There isn’t enough space in the brain to keep all the information, so sleep is the time to consolidate and organize all the meaningful data.

How can we help improve our chances of a good night’s sleep?

  • CORK THE BOTTLE BEFORE BEDTIME many of us (well I don’t really drink, so maybe not me) use alcohol to wind down at the end of the day, and it works temporarily.  But it reduces sleep quality and increases restlessness toward the early morning hours, especially if you are drinking right before bed.  Drinking within an hour of bedtime lengthens your NREM sleep and shortens your REM sleep during the first half of the night, as a result, you don’t get into deep restorative sleep for very long.  During the second half of the night, your liver starts sopping up the ethanol from your bloodstream which causes your body to go into a bit of a withdrawal causing you to toss and turn.  So the advice is to have your glass with dinner but then switch to tart cherry juice before bedtime. This naturally increases the production of melatonin.
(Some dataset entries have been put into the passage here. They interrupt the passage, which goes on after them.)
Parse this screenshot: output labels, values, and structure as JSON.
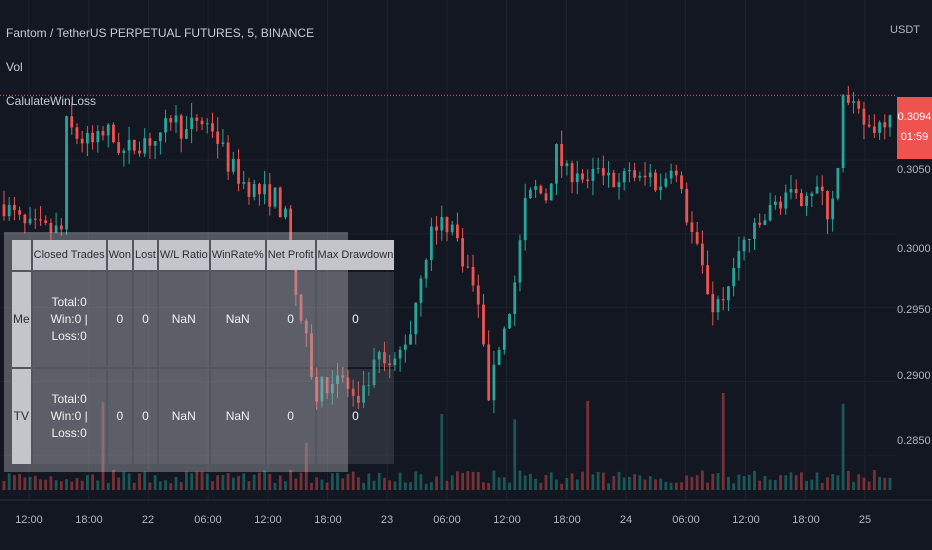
{
  "chart": {
    "title": "Fantom / TetherUS PERPETUAL FUTURES, 5, BINANCE",
    "indicators": [
      "Vol",
      "CalulateWinLoss"
    ],
    "currency": "USDT",
    "current_price": "0.3094",
    "countdown": "01:59",
    "colors": {
      "up": "#26a69a",
      "down": "#ef5350",
      "background": "#131722",
      "grid": "#1e222d",
      "price_line": "#ef5350"
    }
  },
  "chart_data": {
    "type": "candlestick",
    "symbol": "FTMUSDT",
    "timeframe": "5",
    "y_ticks": [
      "0.3050",
      "0.3000",
      "0.2950",
      "0.2900",
      "0.2850"
    ],
    "x_ticks": [
      "12:00",
      "18:00",
      "22",
      "06:00",
      "12:00",
      "18:00",
      "23",
      "06:00",
      "12:00",
      "18:00",
      "24",
      "06:00",
      "12:00",
      "18:00",
      "25"
    ],
    "ylim": [
      0.2825,
      0.3145
    ],
    "current_price": 0.3094,
    "price_path": [
      [
        0,
        0.302
      ],
      [
        4,
        0.3004
      ],
      [
        8,
        0.3002
      ],
      [
        11,
        0.3002
      ],
      [
        11.5,
        0.3075
      ],
      [
        14,
        0.3066
      ],
      [
        17,
        0.306
      ],
      [
        20,
        0.3068
      ],
      [
        23,
        0.3055
      ],
      [
        27,
        0.3065
      ],
      [
        30,
        0.3062
      ],
      [
        32,
        0.308
      ],
      [
        35,
        0.3068
      ],
      [
        37,
        0.3078
      ],
      [
        40,
        0.3072
      ],
      [
        43,
        0.3048
      ],
      [
        46,
        0.3035
      ],
      [
        49,
        0.3028
      ],
      [
        52,
        0.3025
      ],
      [
        54,
        0.301
      ],
      [
        56,
        0.296
      ],
      [
        58,
        0.2925
      ],
      [
        60,
        0.289
      ],
      [
        62,
        0.29
      ],
      [
        64,
        0.2905
      ],
      [
        66,
        0.2895
      ],
      [
        68,
        0.288
      ],
      [
        70,
        0.29
      ],
      [
        72,
        0.2915
      ],
      [
        74,
        0.2905
      ],
      [
        76,
        0.292
      ],
      [
        78,
        0.2935
      ],
      [
        80,
        0.2975
      ],
      [
        82,
        0.3
      ],
      [
        84,
        0.301
      ],
      [
        86,
        0.3005
      ],
      [
        88,
        0.2985
      ],
      [
        90,
        0.2965
      ],
      [
        92,
        0.293
      ],
      [
        93,
        0.288
      ],
      [
        94,
        0.2915
      ],
      [
        96,
        0.2935
      ],
      [
        98,
        0.2965
      ],
      [
        100,
        0.302
      ],
      [
        102,
        0.303
      ],
      [
        104,
        0.3025
      ],
      [
        106,
        0.3055
      ],
      [
        108,
        0.304
      ],
      [
        110,
        0.3045
      ],
      [
        112,
        0.303
      ],
      [
        114,
        0.3048
      ],
      [
        116,
        0.3042
      ],
      [
        118,
        0.303
      ],
      [
        120,
        0.3045
      ],
      [
        122,
        0.3035
      ],
      [
        124,
        0.304
      ],
      [
        126,
        0.303
      ],
      [
        128,
        0.305
      ],
      [
        130,
        0.3025
      ],
      [
        132,
        0.3
      ],
      [
        134,
        0.2975
      ],
      [
        136,
        0.295
      ],
      [
        138,
        0.296
      ],
      [
        140,
        0.2975
      ],
      [
        142,
        0.2995
      ],
      [
        144,
        0.3
      ],
      [
        146,
        0.301
      ],
      [
        148,
        0.302
      ],
      [
        150,
        0.3028
      ],
      [
        152,
        0.302
      ],
      [
        154,
        0.3032
      ],
      [
        156,
        0.303
      ],
      [
        158,
        0.3015
      ],
      [
        160,
        0.304
      ],
      [
        161,
        0.309
      ],
      [
        163,
        0.3082
      ],
      [
        166,
        0.3072
      ],
      [
        168,
        0.3075
      ],
      [
        170,
        0.3085
      ]
    ],
    "volume_spikes": [
      19,
      58,
      84,
      98,
      112,
      138,
      161
    ]
  },
  "table": {
    "headers": [
      "",
      "Closed Trades",
      "Won",
      "Lost",
      "W/L Ratio",
      "WinRate%",
      "Net Profit",
      "Max Drawdown"
    ],
    "rows": [
      {
        "label": "Me",
        "trades_line1": "Total:0",
        "trades_line2": "Win:0 | Loss:0",
        "won": "0",
        "lost": "0",
        "wl_ratio": "NaN",
        "winrate": "NaN",
        "net_profit": "0",
        "max_drawdown": "0"
      },
      {
        "label": "TV",
        "trades_line1": "Total:0",
        "trades_line2": "Win:0 | Loss:0",
        "won": "0",
        "lost": "0",
        "wl_ratio": "NaN",
        "winrate": "NaN",
        "net_profit": "0",
        "max_drawdown": "0"
      }
    ]
  }
}
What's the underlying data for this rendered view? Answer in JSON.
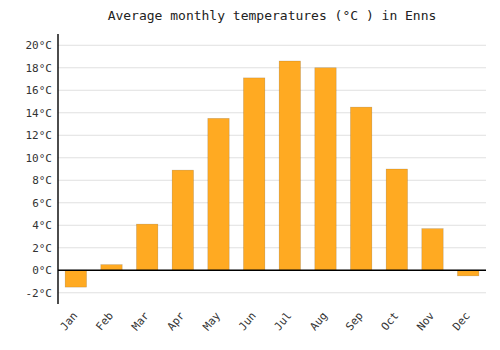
{
  "chart_data": {
    "type": "bar",
    "title": "Average monthly temperatures (°C ) in Enns",
    "categories": [
      "Jan",
      "Feb",
      "Mar",
      "Apr",
      "May",
      "Jun",
      "Jul",
      "Aug",
      "Sep",
      "Oct",
      "Nov",
      "Dec"
    ],
    "values": [
      -1.5,
      0.5,
      4.1,
      8.9,
      13.5,
      17.1,
      18.6,
      18.0,
      14.5,
      9.0,
      3.7,
      -0.5
    ],
    "color": "#FFAA22",
    "ylim": [
      -3,
      21
    ],
    "yticks": [
      {
        "value": -2,
        "label": "-2°C"
      },
      {
        "value": 0,
        "label": "0°C"
      },
      {
        "value": 2,
        "label": "2°C"
      },
      {
        "value": 4,
        "label": "4°C"
      },
      {
        "value": 6,
        "label": "6°C"
      },
      {
        "value": 8,
        "label": "8°C"
      },
      {
        "value": 10,
        "label": "10°C"
      },
      {
        "value": 12,
        "label": "12°C"
      },
      {
        "value": 14,
        "label": "14°C"
      },
      {
        "value": 16,
        "label": "16°C"
      },
      {
        "value": 18,
        "label": "18°C"
      },
      {
        "value": 20,
        "label": "20°C"
      }
    ],
    "grid": true
  }
}
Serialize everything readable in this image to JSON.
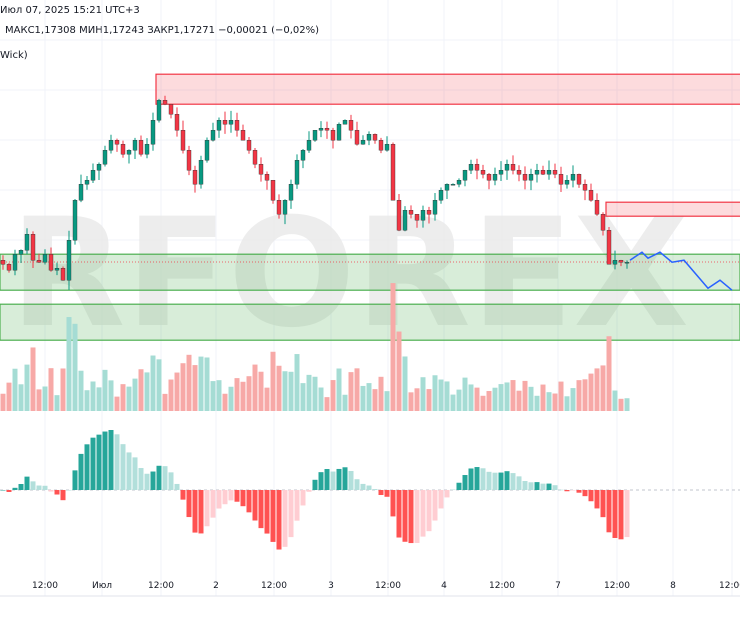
{
  "header": {
    "datetime": "Июл 07, 2025 15:21 UTC+3",
    "ohlc": "МАКС1,17308  МИН1,17243  ЗАКР1,17271  −0,00021 (−0,02%)",
    "indicator": "Wick)"
  },
  "watermark": "RFOREX",
  "colors": {
    "up": "#089981",
    "down": "#f23645",
    "up_light": "#a5dcd4",
    "down_light": "#f7a9a7",
    "macd_up": "#26a69a",
    "macd_up_light": "#b2dfdb",
    "macd_down": "#ff5252",
    "macd_down_light": "#ffcdd2",
    "zone_red": "#f23645",
    "zone_green": "#4caf50",
    "projection": "#2962ff"
  },
  "time_axis": [
    "12:00",
    "Июл",
    "12:00",
    "2",
    "12:00",
    "3",
    "12:00",
    "4",
    "12:00",
    "7",
    "12:00",
    "8",
    "12:00"
  ],
  "price": {
    "last": 1.17271,
    "closes": [
      1.1726,
      1.1723,
      1.1731,
      1.1733,
      1.1741,
      1.1728,
      1.1727,
      1.1731,
      1.1723,
      1.1724,
      1.1718,
      1.1738,
      1.1758,
      1.1766,
      1.1768,
      1.1773,
      1.1776,
      1.1783,
      1.1788,
      1.1786,
      1.1781,
      1.1783,
      1.1788,
      1.1781,
      1.1786,
      1.1798,
      1.1808,
      1.1806,
      1.1801,
      1.1793,
      1.1783,
      1.1773,
      1.1766,
      1.1778,
      1.1788,
      1.1793,
      1.1798,
      1.1796,
      1.1798,
      1.1793,
      1.1788,
      1.1783,
      1.1776,
      1.1771,
      1.1768,
      1.1758,
      1.1751,
      1.1758,
      1.1766,
      1.1778,
      1.1783,
      1.1788,
      1.1793,
      1.1794,
      1.1793,
      1.1788,
      1.1796,
      1.1798,
      1.1793,
      1.1786,
      1.1788,
      1.1791,
      1.1788,
      1.1783,
      1.1786,
      1.1758,
      1.1743,
      1.1753,
      1.1751,
      1.1748,
      1.1753,
      1.1751,
      1.1758,
      1.1763,
      1.1766,
      1.1766,
      1.1768,
      1.1773,
      1.1776,
      1.1773,
      1.1771,
      1.1768,
      1.1771,
      1.1773,
      1.1776,
      1.1773,
      1.1771,
      1.1768,
      1.1771,
      1.1773,
      1.1771,
      1.1773,
      1.1771,
      1.1766,
      1.1768,
      1.1771,
      1.1766,
      1.1763,
      1.1758,
      1.1751,
      1.1743,
      1.1726,
      1.1728,
      1.1727,
      1.1727
    ]
  },
  "zones": [
    {
      "type": "supply",
      "from": 1.1806,
      "to": 1.1821,
      "start_bar": 26
    },
    {
      "type": "supply",
      "from": 1.175,
      "to": 1.1757,
      "start_bar": 101
    },
    {
      "type": "demand",
      "from": 1.1713,
      "to": 1.1731,
      "start_bar": 0
    },
    {
      "type": "demand",
      "from": 1.1688,
      "to": 1.1706,
      "start_bar": 0
    }
  ],
  "projection": [
    {
      "bar": 0,
      "price": 1.1728
    },
    {
      "bar": 2,
      "price": 1.1732
    },
    {
      "bar": 3,
      "price": 1.1729
    },
    {
      "bar": 5,
      "price": 1.1732
    },
    {
      "bar": 7,
      "price": 1.1727
    },
    {
      "bar": 9,
      "price": 1.1728
    },
    {
      "bar": 13,
      "price": 1.1714
    },
    {
      "bar": 15,
      "price": 1.1718
    },
    {
      "bar": 17,
      "price": 1.1713
    }
  ]
}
  • AN EARLIER DINNERTIME: making your body work on its digestion can interfere with your ability to go into your parasympathetic (rest & digest) nervous system during sleep.  Having a large meal close to bedtime can prevent you from falling into the deep restorative sleep stages.  Give at least 2-3 hours from your last meal and bedtime.
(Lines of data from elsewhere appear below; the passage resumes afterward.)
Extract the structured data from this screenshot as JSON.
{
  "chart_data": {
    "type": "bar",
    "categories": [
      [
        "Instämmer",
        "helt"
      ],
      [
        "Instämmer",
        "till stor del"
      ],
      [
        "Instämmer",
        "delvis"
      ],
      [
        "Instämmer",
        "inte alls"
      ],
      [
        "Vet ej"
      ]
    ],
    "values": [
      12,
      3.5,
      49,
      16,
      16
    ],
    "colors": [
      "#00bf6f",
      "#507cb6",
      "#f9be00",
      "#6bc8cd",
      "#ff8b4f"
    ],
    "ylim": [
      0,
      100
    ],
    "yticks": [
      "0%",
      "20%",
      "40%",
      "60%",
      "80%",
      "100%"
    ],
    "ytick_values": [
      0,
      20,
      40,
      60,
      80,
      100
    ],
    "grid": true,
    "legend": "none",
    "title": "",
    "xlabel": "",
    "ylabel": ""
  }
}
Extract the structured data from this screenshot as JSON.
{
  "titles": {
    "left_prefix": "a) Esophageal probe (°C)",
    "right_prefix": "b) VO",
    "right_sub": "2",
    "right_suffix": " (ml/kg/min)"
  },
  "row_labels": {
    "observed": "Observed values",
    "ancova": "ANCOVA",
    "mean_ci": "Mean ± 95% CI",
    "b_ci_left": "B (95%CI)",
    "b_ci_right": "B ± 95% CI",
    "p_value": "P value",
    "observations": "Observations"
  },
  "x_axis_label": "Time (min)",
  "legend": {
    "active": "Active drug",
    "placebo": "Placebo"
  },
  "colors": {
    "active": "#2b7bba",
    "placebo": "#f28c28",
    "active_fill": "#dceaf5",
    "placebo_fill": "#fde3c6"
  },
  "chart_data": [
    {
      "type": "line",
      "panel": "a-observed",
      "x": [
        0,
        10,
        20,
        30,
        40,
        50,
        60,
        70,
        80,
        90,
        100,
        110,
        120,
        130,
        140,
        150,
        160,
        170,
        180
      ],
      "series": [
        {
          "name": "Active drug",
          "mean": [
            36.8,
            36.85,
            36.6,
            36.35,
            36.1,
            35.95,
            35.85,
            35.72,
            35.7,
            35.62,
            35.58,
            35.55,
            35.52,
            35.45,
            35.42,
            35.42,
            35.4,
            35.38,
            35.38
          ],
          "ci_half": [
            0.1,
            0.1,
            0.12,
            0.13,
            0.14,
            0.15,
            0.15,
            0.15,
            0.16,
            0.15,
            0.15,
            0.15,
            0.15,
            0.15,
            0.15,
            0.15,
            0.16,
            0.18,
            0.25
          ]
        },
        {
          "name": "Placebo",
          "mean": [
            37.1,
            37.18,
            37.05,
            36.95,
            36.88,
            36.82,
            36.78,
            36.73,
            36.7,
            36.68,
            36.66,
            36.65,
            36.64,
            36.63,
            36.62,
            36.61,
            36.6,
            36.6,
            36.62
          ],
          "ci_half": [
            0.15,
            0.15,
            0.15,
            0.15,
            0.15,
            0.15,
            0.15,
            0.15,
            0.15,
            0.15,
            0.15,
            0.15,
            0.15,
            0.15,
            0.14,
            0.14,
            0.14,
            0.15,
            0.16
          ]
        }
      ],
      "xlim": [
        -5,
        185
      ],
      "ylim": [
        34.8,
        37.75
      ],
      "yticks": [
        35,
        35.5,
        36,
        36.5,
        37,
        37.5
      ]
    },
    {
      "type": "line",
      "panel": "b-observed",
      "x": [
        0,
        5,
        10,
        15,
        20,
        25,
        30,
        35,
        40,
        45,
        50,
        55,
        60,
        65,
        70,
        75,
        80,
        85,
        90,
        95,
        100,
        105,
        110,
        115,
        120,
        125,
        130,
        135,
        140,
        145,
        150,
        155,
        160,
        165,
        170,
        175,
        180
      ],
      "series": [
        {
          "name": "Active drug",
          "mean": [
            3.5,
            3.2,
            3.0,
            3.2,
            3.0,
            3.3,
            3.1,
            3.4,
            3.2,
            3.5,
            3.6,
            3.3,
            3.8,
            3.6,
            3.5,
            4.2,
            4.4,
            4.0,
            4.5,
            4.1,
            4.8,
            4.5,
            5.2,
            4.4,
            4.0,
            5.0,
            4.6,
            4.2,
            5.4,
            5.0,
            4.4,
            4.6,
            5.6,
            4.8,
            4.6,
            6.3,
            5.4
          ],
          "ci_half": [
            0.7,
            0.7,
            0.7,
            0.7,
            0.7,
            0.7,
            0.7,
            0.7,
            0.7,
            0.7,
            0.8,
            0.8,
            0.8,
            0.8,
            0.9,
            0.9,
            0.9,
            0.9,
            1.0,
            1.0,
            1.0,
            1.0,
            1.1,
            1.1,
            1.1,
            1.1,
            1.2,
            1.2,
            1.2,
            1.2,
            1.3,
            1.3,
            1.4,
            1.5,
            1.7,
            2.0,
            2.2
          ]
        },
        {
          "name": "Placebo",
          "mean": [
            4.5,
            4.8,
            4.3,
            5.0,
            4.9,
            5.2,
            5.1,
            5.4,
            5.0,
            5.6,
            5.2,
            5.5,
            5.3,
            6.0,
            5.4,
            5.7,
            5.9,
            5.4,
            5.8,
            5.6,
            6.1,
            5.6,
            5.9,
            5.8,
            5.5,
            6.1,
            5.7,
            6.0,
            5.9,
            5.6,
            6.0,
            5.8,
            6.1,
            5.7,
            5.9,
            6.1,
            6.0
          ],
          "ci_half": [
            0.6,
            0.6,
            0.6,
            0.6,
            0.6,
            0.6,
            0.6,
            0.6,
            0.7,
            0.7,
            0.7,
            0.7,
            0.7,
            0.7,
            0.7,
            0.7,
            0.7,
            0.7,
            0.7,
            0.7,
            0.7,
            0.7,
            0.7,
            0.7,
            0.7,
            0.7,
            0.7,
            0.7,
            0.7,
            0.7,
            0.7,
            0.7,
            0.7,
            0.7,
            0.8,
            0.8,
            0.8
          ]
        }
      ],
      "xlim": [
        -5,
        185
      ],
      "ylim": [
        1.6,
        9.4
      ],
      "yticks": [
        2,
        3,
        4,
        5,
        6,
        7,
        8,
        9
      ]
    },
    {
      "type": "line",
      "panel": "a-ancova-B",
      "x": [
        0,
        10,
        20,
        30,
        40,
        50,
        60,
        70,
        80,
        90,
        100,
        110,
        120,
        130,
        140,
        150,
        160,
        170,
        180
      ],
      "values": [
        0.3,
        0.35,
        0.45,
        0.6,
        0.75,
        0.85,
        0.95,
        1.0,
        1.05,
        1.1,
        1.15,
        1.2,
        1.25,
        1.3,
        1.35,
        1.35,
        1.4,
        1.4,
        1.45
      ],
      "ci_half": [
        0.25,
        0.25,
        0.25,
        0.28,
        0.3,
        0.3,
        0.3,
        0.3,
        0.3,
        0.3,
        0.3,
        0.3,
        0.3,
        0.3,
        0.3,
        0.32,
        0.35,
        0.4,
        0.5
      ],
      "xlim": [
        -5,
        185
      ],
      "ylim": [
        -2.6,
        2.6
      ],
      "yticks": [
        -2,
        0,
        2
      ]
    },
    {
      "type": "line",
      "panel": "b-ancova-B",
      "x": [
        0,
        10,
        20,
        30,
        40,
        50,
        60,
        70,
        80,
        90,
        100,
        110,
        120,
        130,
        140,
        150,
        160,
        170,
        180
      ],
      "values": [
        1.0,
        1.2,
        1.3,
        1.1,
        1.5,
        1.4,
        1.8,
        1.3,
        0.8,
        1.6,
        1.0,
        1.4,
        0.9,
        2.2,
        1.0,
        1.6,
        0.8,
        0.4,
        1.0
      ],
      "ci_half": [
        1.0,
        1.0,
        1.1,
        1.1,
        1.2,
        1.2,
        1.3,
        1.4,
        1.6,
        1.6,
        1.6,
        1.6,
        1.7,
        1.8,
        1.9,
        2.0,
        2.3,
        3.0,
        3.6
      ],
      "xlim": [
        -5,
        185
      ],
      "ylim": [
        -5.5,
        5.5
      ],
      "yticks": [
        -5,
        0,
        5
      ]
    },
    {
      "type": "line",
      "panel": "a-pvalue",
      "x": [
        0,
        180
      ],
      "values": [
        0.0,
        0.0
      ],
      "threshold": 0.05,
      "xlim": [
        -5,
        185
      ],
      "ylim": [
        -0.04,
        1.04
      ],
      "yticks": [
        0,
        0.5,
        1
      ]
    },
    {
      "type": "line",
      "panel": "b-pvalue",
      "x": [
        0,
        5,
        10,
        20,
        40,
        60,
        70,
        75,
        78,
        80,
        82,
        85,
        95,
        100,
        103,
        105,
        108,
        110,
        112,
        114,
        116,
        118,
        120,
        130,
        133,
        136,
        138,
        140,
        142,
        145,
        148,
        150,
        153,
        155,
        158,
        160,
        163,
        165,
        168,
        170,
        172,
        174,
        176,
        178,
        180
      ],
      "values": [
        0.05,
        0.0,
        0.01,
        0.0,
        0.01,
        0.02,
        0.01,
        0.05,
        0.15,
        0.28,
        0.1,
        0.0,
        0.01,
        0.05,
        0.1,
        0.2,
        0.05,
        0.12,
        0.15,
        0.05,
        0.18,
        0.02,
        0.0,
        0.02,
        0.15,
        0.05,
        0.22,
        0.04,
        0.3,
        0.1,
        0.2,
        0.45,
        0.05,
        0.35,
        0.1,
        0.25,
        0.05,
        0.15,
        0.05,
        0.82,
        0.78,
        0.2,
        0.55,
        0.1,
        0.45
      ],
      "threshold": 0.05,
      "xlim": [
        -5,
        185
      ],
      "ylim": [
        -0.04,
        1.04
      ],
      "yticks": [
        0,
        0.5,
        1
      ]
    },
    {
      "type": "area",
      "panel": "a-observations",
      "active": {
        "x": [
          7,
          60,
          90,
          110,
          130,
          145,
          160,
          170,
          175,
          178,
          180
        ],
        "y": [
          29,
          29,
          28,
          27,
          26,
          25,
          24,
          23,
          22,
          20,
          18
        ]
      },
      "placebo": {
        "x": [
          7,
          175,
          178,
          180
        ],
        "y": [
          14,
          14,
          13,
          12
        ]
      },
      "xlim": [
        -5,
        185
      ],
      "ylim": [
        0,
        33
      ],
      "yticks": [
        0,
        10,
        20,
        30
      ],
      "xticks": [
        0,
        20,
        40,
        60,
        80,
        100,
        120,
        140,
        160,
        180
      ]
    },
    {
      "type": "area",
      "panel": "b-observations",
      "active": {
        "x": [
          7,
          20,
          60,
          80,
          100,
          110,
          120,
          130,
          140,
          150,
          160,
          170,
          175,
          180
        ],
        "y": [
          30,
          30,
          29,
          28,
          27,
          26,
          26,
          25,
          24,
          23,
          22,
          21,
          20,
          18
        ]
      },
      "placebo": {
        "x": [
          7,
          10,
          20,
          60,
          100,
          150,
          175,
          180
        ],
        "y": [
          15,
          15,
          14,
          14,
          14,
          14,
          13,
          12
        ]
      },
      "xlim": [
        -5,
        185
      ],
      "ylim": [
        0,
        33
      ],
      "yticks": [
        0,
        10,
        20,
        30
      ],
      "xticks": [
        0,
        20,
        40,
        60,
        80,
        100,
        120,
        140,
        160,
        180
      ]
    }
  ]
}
  • TURN OFF SCREENS: shut down the electronics 30mins before you want to sleep.  Blue light has been shown to suppress the production of melatonin and this is already dwindling with age.  Your body temperature won’t fall as it should and you won’t get the signal that it’s time for sleep. 
  • KEEP COOL: the best temperature for good sleep is 65 degrees.  This is more important for menopausal women who are prone to hot flushes and night sweats.  Keep your bedroom cool, like you are sleeping in a cave.  Things you can do are a cool shower before bedtime to help bring your temperature down.
  • BLOCK OUT LIGHT AND NOISE: light and noise can keep you from drifting into deep sleep.  Blackout curtains are good and can use a white noise machine (I have a fan on every night as 1. It keeps me cool and 2. It blocks out any outside noise or snoring/breathing).  But sleep masks and earplugs can also help.  Also, dim the lights as the evening draws in so it can help the melatonin to build up.
  • JOURNALLING: if you have a busy mind before you go to bed, try writing a journal and getting all your thoughts out and onto paper, this has been shown to really help get to sleep.  Also, if you wake up with a busy mind, keep the journal close so you can jot down any new thoughts as this will help you get back off to sleep. Then in the morning, you will have a much clearer head to deal with everything you wrote down.
  • FLIP YOUR EXERCISE TIME: exercise in the evening is not an automatic sleep-wrecker, it can be better than dragging yourself out of bed at 5 am after a restless night.  It has been shown that it can improve sleep as long as the session is wrapped up at least an hour before bedtime, top it off with a cool shower to bring your body temperature down.
  • CAFFEINE: try to cut your caffeine intake after 12 pm.  Adenosine hormone builds up throughout the day to make you feel drowsy in the evening.  Caffeine is an adenosine decoy that floats through your bloodstream and binds to the adenosine receptors.  So now, instead of slowing down, your pituitary gland senses something is up and that you need energy and gives you a shot of adrenaline.  That’s fine early in the day but the half-life of caffeine is about 6hrs, so if you have a coffee at 3 pm you still have a shot of expresso effect kicking around at 9 pm and for some, it can be longer.  So, try avoiding caffeine at the latest 2 pm.
  • MEDITATION: this covers mindfulness and breathwork.  This all helps your body go into a parasympathetic nervous system by activating your vagus nerve to move you out of the sympathetic nervous system into the parasympathetic nervous system. One breathwork routine I like which is to help sleep is the 4-7-8 method, you inhale for 4s (a big belly breath, so expand your belly), hold for 7s, then a long slow exhale for 8s – do this for about 4mins before bed. 

Have a go at some of these sleep hygiene ideas and see if it helps improve your sleep quality.